Cancer charities launch "triple negative" breast cancer trial
Cancer Research UK and Breakthrough Breast Cancer are to jointly fund the UK's first clinical trial for women with an aggressive form of breast cancer.
Women with hormone receptor and HER2 negative ('triple-negative') breast cancer have fewer treatment options available to them, as their cancers are resistant to targeted breast cancer treatments such as herceptin, and hormone therapies such as tamoxifen.
The Triple Negative Trial is therefore seeking to develop more effective chemotherapy for women with this form of the disease, which accounts for between 15 and 20 per cent of the 44,000 annual breast cancers cases in the UK.
Professor Judith Bliss, director of the Cancer Research UK Clinical Trials and Statistics Unit - which is coordinating the trial - commented: "The Triple Negative Trial is an exciting development in the translation of cutting-edge research into real life clinical practice for breast cancer patients throughout the UK.
"We hope this trial will help to better target cancer treatments to the needs of individual patients."
The five-year trial will recruit up to 450 women, and aims to compare the effects of the current standard treatment for hormone and HER2 negative tumours - docetaxel - with the platinum-based drug carboplatin, which is not usually used to treat breast cancer.
Participants will have been diagnosed with hormone receptor and HER2 negative breast cancer that has spread to another part of the body despite treatment.
The trial will be led by Dr Andrew Tutt, director of the new Breakthrough Breast Cancer Research Unit at King's College London and consultant oncologist at Guy's and St Thomas' NHS Foundation Trust.
Dr Tutt said: "Due to its nature, hormone and HER2 negative, or 'triple negative', breast cancer does not respond to targeted treatments like tamoxifen or herceptin.

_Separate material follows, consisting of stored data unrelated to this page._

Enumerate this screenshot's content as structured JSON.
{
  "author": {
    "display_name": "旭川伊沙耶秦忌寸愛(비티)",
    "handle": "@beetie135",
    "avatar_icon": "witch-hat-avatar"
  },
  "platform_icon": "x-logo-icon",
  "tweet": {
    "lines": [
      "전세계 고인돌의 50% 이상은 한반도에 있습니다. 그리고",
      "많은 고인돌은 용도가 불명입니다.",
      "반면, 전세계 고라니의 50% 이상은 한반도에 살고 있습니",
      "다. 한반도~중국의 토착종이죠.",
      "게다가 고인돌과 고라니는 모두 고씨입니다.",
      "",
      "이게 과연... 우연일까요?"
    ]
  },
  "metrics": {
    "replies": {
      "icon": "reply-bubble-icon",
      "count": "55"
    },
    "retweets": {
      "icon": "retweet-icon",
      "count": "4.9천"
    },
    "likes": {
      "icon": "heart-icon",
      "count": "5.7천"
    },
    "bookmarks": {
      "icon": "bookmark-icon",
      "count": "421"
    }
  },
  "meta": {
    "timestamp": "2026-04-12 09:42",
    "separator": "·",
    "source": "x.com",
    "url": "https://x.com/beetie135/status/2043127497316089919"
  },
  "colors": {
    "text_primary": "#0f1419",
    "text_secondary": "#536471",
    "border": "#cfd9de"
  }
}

"Women with these tumours face standard chemotherapy, which does not target the specific biology of this type of cancer. Ultimately, we hope carboplatin could become part of a new, standard treatment for patients with hormone and HER2 negative breast cancer."
Kate Law, director of clinical trials at Cancer Research UK, commented that women with a form of breast cancer that is difficult to treat may feel "neglected".
"Clinical trials like this are vital in helping us to develop more effective treatments and improve survival rates for this type of breast cancer," she said.